WASHINGTON – President Barack Obama signed the Affordable Care Act into law 10 years ago this month. Amid the COVID-19 outbreak, access to health care will likely weigh heavily on voters in the remaining Democratic primaries leading up to the Democratic National Convention.
According to RealClearPolitics, 36% of Americans ranked health care as their most important policy concern and 26% listed it as second in 2019.
Following a string of primary wins, former Vice President Joe Biden continues to lead Sen. Bernie Sanders in a race in which health care policy continues to be a main point of disagreement.
Biden supports an expanded version of the Affordable Care Act, a health care reform law that extended coverage to millions of Americans. An expanded plan under a Biden presidency would insure more than an estimated 97% of Americans, add a public option like Medicare, increase the value of tax credits to lower premiums and extend coverage to low-income Americans in states where the Affordable Care Act was not adopted.
“I believe we need to protect and build on Obamacare,” Biden said on his campaign website. “I understand the appeal for Medicare-for-All, but folks supporting it should be clear that it means getting rid of Obamacare, and I’m not for that.”
Sanders is running on a progressive platform in support of Medicare-for-All, a health care plan that offers free coverage to every person through a government-funded, single-payer program.
The Kaiser Family Foundation, a nonprofit organization focused on national health issues, found that as of January, 55% of Americans favor a Medicare-for-All health care plan similar to Sanders’ proposal, but 68% prefer a government-administered “public option” found under Biden’s plan.
“The system we have now, it’s time has come and gone Northwestern University clinical professor of medicine Todd Selma said. “It’s time to move on to something more modern.”
But, adopting a Medicare-for-All program would come at a cost and require a restructuring of the health care system.
A vascular surgeon who works at a private multispecialty clinic in in Atlanta, Georgia, who asked not to be named to protect the privacy of his patients, said a Medicare-for-All plan has four essential flaws: private insurers offer better quality care, higher cost for the government and taxpayers, the displacement of private insurance companies and a salary cut for doctors.
He added that Medicare-for-All would be unable to overcome partisan barriers in Congress.
“There’s no way that any of those things would pass,” he said.
He does, however, see merit in the Affordable Care Act.

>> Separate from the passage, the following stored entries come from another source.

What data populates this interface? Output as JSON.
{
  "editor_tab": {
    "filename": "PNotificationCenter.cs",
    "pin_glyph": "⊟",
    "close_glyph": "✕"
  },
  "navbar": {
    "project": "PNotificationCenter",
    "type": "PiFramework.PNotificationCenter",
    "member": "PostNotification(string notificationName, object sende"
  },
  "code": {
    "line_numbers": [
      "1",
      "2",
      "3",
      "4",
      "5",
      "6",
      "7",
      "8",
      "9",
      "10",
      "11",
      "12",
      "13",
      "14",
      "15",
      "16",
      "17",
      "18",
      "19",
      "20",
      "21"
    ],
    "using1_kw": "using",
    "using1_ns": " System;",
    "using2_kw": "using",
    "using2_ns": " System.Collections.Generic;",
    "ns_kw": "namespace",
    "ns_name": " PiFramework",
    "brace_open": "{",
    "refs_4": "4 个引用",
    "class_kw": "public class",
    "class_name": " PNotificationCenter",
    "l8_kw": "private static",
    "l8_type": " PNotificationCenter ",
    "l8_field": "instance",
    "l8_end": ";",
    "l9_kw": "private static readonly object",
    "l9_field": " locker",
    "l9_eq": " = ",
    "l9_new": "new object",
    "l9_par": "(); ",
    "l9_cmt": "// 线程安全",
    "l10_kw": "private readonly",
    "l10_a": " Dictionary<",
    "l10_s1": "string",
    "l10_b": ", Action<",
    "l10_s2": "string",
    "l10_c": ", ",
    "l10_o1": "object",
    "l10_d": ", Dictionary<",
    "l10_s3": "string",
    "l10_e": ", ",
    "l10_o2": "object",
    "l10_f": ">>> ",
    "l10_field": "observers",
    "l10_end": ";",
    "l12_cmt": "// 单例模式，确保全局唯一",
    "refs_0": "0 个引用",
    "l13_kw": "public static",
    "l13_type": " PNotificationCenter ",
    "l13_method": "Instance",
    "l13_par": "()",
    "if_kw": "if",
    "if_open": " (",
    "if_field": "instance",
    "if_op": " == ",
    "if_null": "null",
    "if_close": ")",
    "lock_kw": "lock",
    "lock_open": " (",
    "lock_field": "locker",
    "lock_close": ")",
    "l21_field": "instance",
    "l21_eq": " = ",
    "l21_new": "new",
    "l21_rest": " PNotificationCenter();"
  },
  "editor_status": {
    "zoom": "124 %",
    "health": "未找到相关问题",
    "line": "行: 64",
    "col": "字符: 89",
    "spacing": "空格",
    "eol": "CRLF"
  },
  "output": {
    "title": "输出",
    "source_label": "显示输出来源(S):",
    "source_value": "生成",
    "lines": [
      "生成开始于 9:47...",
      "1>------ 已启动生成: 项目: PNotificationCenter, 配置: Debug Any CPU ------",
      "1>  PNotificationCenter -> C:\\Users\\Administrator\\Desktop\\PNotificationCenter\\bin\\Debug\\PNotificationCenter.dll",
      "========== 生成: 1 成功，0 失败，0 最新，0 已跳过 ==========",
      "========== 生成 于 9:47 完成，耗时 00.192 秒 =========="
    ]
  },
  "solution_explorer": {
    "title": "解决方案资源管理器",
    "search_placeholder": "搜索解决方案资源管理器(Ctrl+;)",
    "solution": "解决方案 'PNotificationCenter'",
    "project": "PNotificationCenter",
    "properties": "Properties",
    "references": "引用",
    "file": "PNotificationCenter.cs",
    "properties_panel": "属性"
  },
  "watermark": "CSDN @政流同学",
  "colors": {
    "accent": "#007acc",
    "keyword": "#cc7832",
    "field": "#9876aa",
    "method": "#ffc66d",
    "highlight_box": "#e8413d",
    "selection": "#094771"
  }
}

“I’m a 100% ardent supporter of the Affordable Care Act,” he said. “It’s a happy medium between Medicare for all single payer systems and the existing system that we have trying to marry these corporations, entities and companies that have existed, so that the market doesn’t just go ‘crash’.”
Members of Doctors for Bernie, don’t think an expanded Affordable Care Act will be enough to combat the health care concerns that millions of Americans face such as lack of coverage and insufficient coverage.
According to the U.S. Census Bureau, the number of people in the United States without health insurance was 27.5 million in 2018. Dr. Winnie Lin, an attending pediatrician at Miles Square Health Center in Englewood, Chicago and a member of Doctors for Bernie, said Biden’s plan to increase coverage is simply not enough.
“That’s a huge gap and just kind of a paradigm of trying to make small tweaks over time,” Lin said. “That’s what we’ve been doing for decades now and here we are, and it’s still not working.”
Lin said adding a public option under Biden’s plan as a step forward in terms of insuring more people, but believes the problems with the current health care system exceed the issues that Biden’s plan would potentially resolve.
Under the Affordable Care Act, not only will some citizens continue to have no insurance, but those with insurance might not have enough of it, she said.
Dr. Scott Goldberg, an internal medicine specialist in the Bronx, New York and another member of Doctors for Bernie, agrees that the Affordable Care Act has not done enough to provide full-coverage insurance to Americans and a continuation would “continue to entrench the current system.”
“People [will] have high plans with high premiums, high deductibles, high out of pocket expenses, that basically prevent them from actually getting the care that they need.” Goldberg said.